You did some crazy whammy work on tunes like “Robot Man” and “Speedy’s Coming.” How did you get such huge range out of a Fender whammy system and how did you keep it in tune?

Let me tell you a secret: It was not in tune. It would go horribly out of tune and it drove me nuts. My G string was always going sharp. Back then I wasn’t very technically minded and I didn’t have a good guitar builder to tell me anything. I didn’t know about using Nut Sauce, about friction points, or any of that. So my guitar would go out of tune and I kept retuning or stretching the strings back into shape while playing. I got very used to that. Nowadays it’s much better. The systems on my Sky guitars go back in pitch most of the time. When they’re set up well, there’s no problem whatsoever. As for the range, I still have the same range that I had back then. But the range that I had was an illusion. It was exactly a standard Strat range. It sometimes sounded like more than what it was because I would use the tremolo bar in conjunction with bending a string.

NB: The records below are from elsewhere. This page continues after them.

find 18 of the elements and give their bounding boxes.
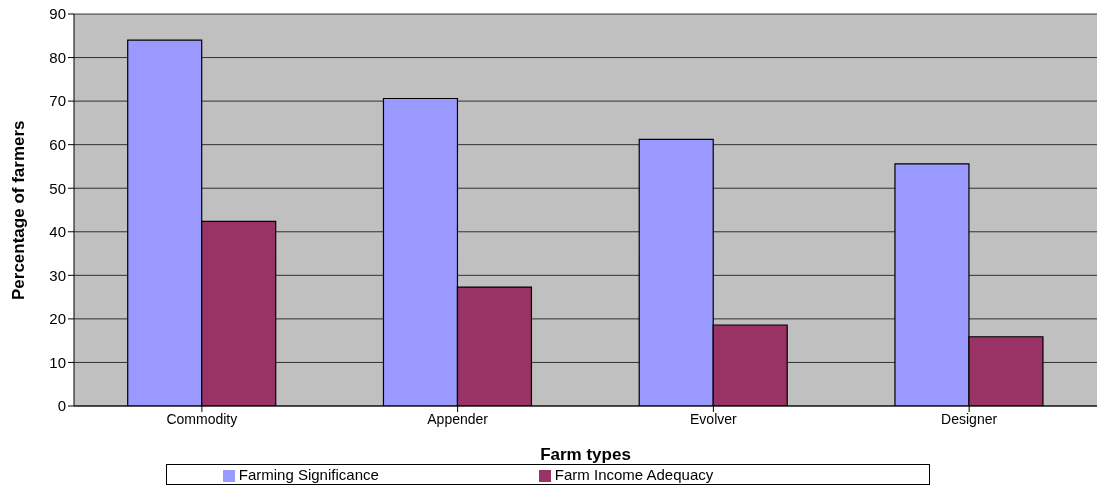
y-tick-label: 50 [49, 179, 66, 197]
y-tick-label: 10 [49, 353, 66, 371]
y-tick-label: 80 [49, 48, 66, 66]
x-tick-label: Designer [941, 410, 998, 427]
y-tick-label: 0 [57, 397, 66, 415]
y-tick-label: 40 [49, 223, 66, 241]
y-tick-label: 90 [49, 5, 66, 23]
x-axis-title: Farm types [540, 445, 631, 464]
x-tick-label: Commodity [166, 410, 238, 427]
y-tick-label: 70 [49, 92, 66, 110]
legend-label: Farm Income Adequacy [554, 466, 714, 483]
y-axis-title: Percentage of farmers [9, 120, 29, 300]
y-tick-label: 20 [49, 310, 66, 328]
x-tick-label: Appender [427, 410, 489, 427]
y-tick-label: 60 [49, 135, 66, 153]
legend-label: Farming Significance [238, 466, 379, 483]
x-tick-label: Evolver [690, 410, 738, 427]
y-tick-label: 30 [49, 266, 66, 284]
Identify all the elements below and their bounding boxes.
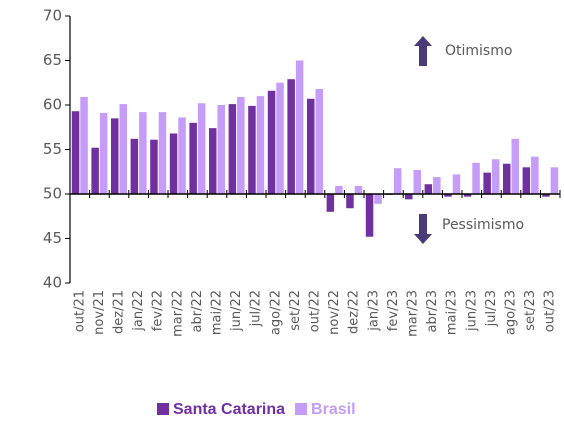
legend-label: Santa Catarina	[173, 401, 285, 418]
bar	[405, 194, 413, 200]
bar	[71, 111, 80, 194]
y-tick-label: 45	[43, 229, 62, 247]
x-tick-label: out/23	[543, 290, 558, 332]
x-tick-label: jun/22	[229, 290, 244, 332]
x-tick-label: jun/23	[464, 290, 479, 332]
x-tick-label: fev/22	[151, 290, 166, 331]
bar	[393, 168, 402, 194]
bar	[169, 133, 178, 194]
y-tick-label: 65	[43, 51, 62, 69]
y-tick-label: 60	[43, 96, 62, 114]
bar	[365, 194, 374, 237]
x-tick-label: mar/23	[406, 290, 421, 337]
bar	[491, 159, 500, 194]
x-tick-label: set/22	[288, 290, 303, 331]
bar	[91, 147, 99, 194]
annotation: Pessimismo	[442, 217, 524, 233]
legend-swatch	[295, 403, 308, 415]
bar	[346, 194, 354, 209]
x-tick-label: fev/23	[386, 290, 401, 331]
bar	[444, 194, 452, 197]
x-tick-label: mai/22	[210, 290, 225, 335]
bar	[503, 163, 511, 194]
bar	[433, 177, 441, 194]
bar	[197, 103, 206, 194]
x-tick-label: jan/23	[366, 290, 381, 332]
x-tick-label: nov/22	[327, 290, 342, 335]
bar	[307, 98, 315, 194]
bar	[326, 194, 335, 212]
bar	[209, 128, 217, 194]
x-tick-label: nov/21	[92, 290, 107, 335]
x-tick-label: jul/22	[249, 290, 264, 327]
y-tick-label: 50	[43, 185, 62, 203]
bar	[315, 88, 323, 194]
bar	[178, 117, 186, 194]
bar	[452, 174, 461, 194]
bar	[158, 112, 167, 194]
bar	[531, 156, 539, 194]
bar	[267, 90, 276, 194]
legend-swatch	[157, 403, 169, 415]
bar	[511, 138, 519, 194]
bar	[354, 185, 363, 194]
bar	[424, 184, 433, 194]
annotation: Otimismo	[445, 43, 512, 59]
y-tick-label: 70	[43, 7, 62, 25]
bar	[276, 82, 284, 194]
bar	[111, 118, 119, 194]
arrow-down	[414, 214, 432, 244]
bar	[119, 104, 127, 194]
bar	[150, 139, 158, 194]
bar	[139, 112, 147, 194]
bar	[228, 104, 237, 194]
bar	[189, 122, 197, 194]
x-tick-label: ago/22	[268, 290, 283, 335]
x-tick-label: set/23	[523, 290, 538, 331]
bar	[99, 113, 108, 194]
x-tick-label: abr/22	[190, 290, 205, 333]
bar	[463, 194, 472, 197]
bar	[472, 162, 480, 194]
x-tick-label: jul/23	[484, 290, 499, 327]
bar	[483, 172, 491, 194]
bar	[130, 138, 139, 194]
bar	[335, 185, 343, 194]
bar	[287, 79, 295, 194]
bar	[217, 105, 225, 194]
arrow-up	[414, 36, 432, 66]
bar	[522, 167, 531, 194]
x-tick-label: dez/22	[347, 290, 362, 334]
legend-label: Brasil	[311, 401, 355, 418]
x-tick-label: out/22	[308, 290, 323, 332]
x-tick-label: mai/23	[445, 290, 460, 335]
x-tick-label: out/21	[72, 290, 87, 332]
x-tick-label: abr/23	[425, 290, 440, 333]
bar	[550, 167, 559, 194]
bar	[248, 105, 256, 194]
bar	[374, 194, 382, 204]
bar	[413, 169, 421, 194]
bar	[256, 96, 265, 194]
bar	[295, 60, 304, 194]
x-tick-label: ago/23	[504, 290, 519, 335]
bar	[542, 194, 550, 197]
y-tick-label: 55	[43, 140, 62, 158]
bar	[80, 96, 88, 194]
x-tick-label: jan/22	[131, 290, 146, 332]
bar	[237, 96, 245, 194]
x-tick-label: mar/22	[170, 290, 185, 337]
x-tick-label: dez/21	[112, 290, 127, 334]
y-tick-label: 40	[43, 274, 62, 292]
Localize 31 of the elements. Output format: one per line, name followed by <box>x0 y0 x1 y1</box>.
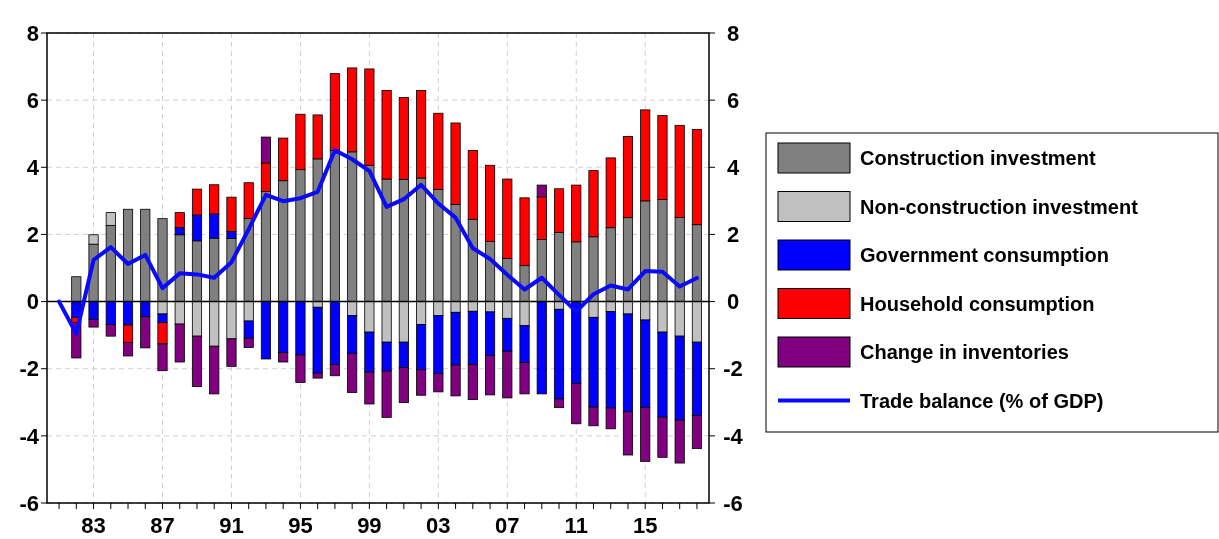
y-tick-label: -6 <box>19 490 39 516</box>
y2-tick-label: 0 <box>726 289 740 315</box>
x-tick-label: 07 <box>495 513 520 538</box>
legend-label: Construction investment <box>860 147 1096 169</box>
y2-tick-label: -4 <box>723 423 744 449</box>
y2-tick-label: -6 <box>723 490 743 516</box>
x-tick-label: 83 <box>81 513 106 538</box>
x-tick-label: 03 <box>426 513 451 538</box>
y-tick-label: 2 <box>26 222 39 248</box>
y-tick-label: 4 <box>26 154 40 180</box>
y2-tick-label: 4 <box>726 154 740 180</box>
y2-tick-label: -2 <box>723 356 743 382</box>
y2-tick-label: 8 <box>726 20 740 46</box>
x-tick-label: 11 <box>564 513 588 538</box>
legend-label: Change in inventories <box>860 341 1069 363</box>
y-tick-label: 0 <box>26 289 39 315</box>
legend-label: Trade balance (% of GDP) <box>860 389 1104 412</box>
y-tick-label: 6 <box>26 87 39 113</box>
y2-tick-label: 6 <box>726 87 740 113</box>
x-tick-label: 87 <box>150 513 175 538</box>
x-tick-label: 91 <box>219 513 244 538</box>
legend-label: Government consumption <box>860 244 1109 266</box>
y-tick-label: 8 <box>26 20 39 46</box>
x-tick-label: 99 <box>357 513 382 538</box>
x-tick-label: 15 <box>632 513 658 538</box>
y-tick-label: -4 <box>19 423 40 449</box>
y2-tick-label: 2 <box>726 222 740 248</box>
legend-label: Household consumption <box>860 292 1095 315</box>
legend-label: Non-construction investment <box>860 195 1139 218</box>
x-tick-label: 95 <box>288 513 313 538</box>
y-tick-label: -2 <box>19 356 39 382</box>
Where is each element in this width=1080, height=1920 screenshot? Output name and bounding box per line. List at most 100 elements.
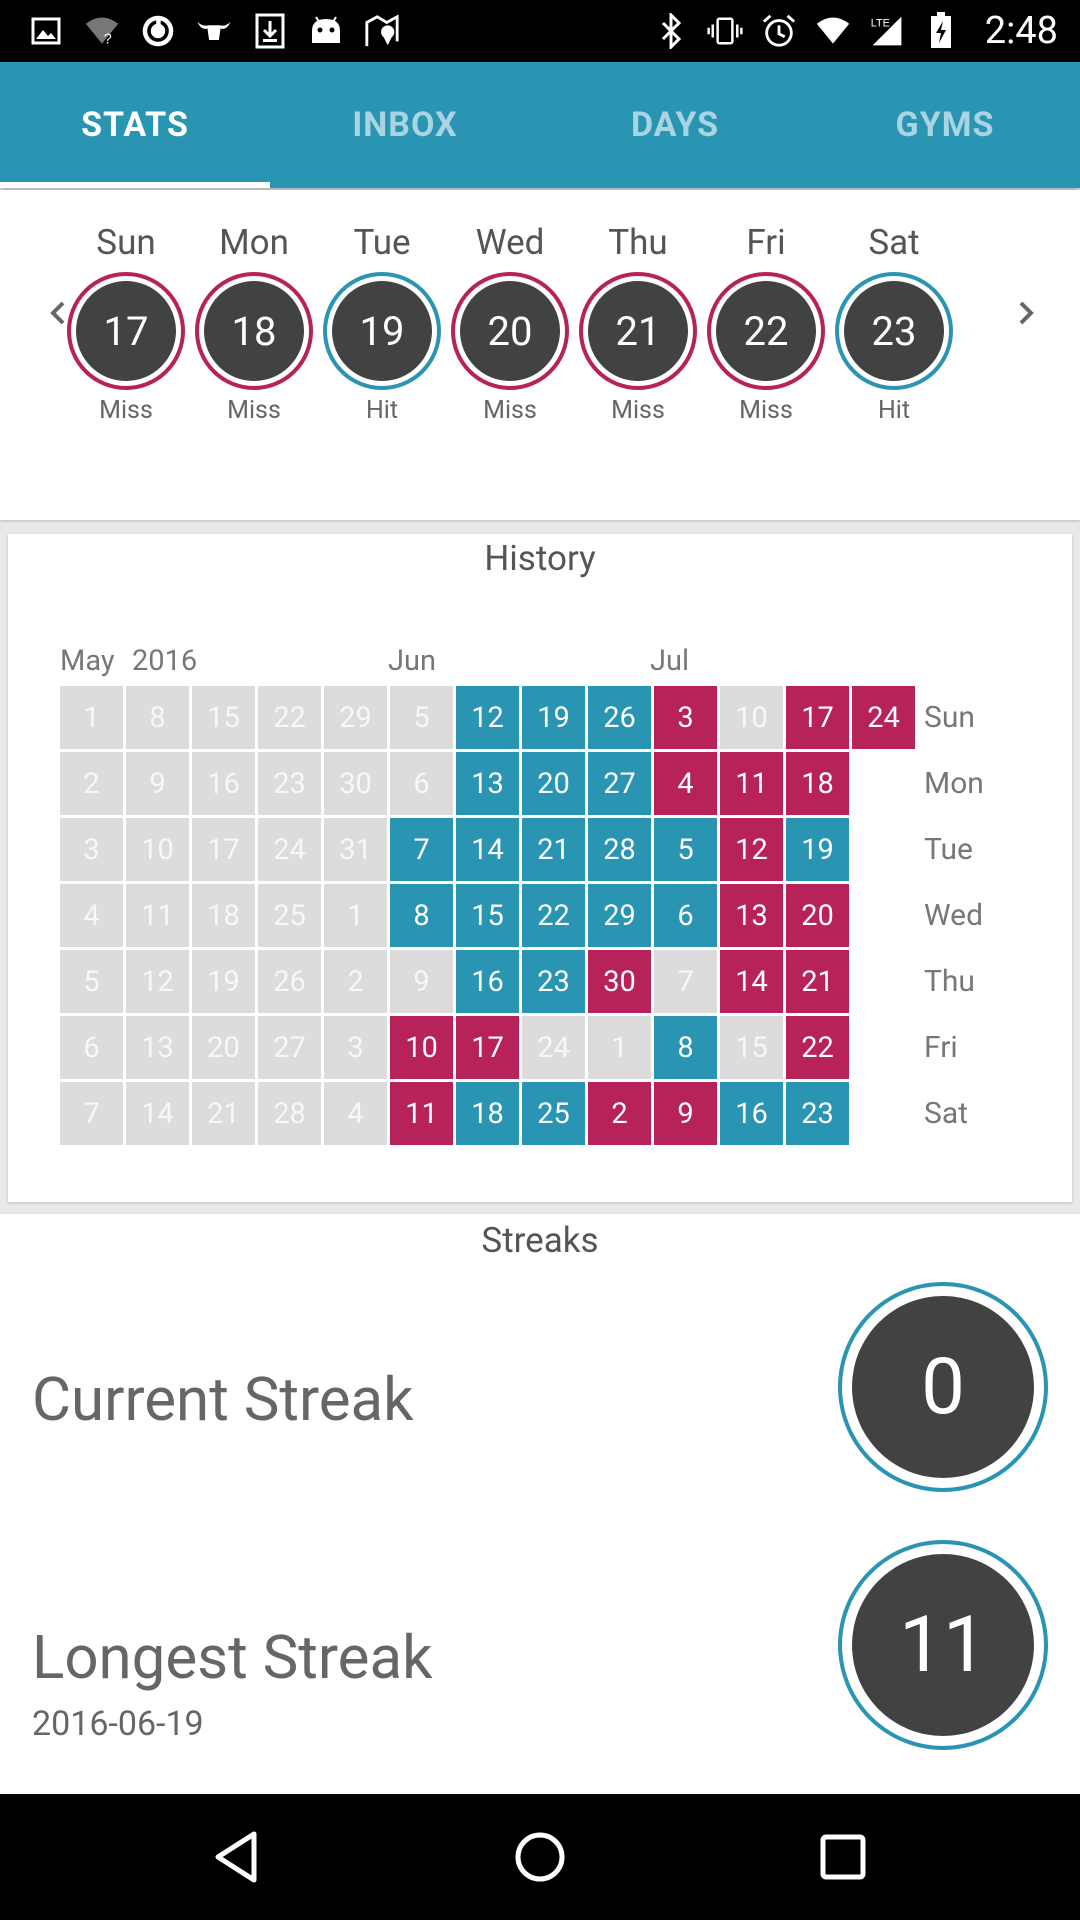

Your amplifier with the Scorpions was a Marshall Super Lead Tremolo, right?

Correct. I called it the Beast because it was extremely loud—140 watts before clipping. I used that amp on every Scorpions album, all the Electric Sun albums, and I still have it. I’ve now gravitated to the Blackstar Artisan, which is basically a copy of the old Plexi, but I find it quite a bit more reliable. I can play a whole tour without even having to change the valves. I’m playing two Blackstars in tandem and they’re set differently, but it is a very similar tone to my old Plexi. It sings just as much, if not more, and it’s perfect with the Sky guitar.

Do you have any routines or rituals that you’ll do to get yourself in the proper place before doing a gig or a recording?

No. Absolutely none. I don’t believe in rituals at all. Rituals can be very powerful, but that is exactly the opposite of what I want and what I believe in. I believe in making it up as I go along. That means always trying to find the “perfect” answer to each question. It’s just like composition or improvisation. It’s a constant question and answer about what comes next. What’s the next best possible note? As a composer, it’s important that one’s mind be almost like a hound or a sniffer dog on the trail, on that scent of where the next best possible answer is. A ritual is basically like a crutch—to repeat something that has been effective at one point to get the same result over and over again. I don’t want the same result. I hate repetition. Look at my songs—I hardly ever repeat any melodies and that’s why they’re not commercial. I like constant surprises, challenges, and change.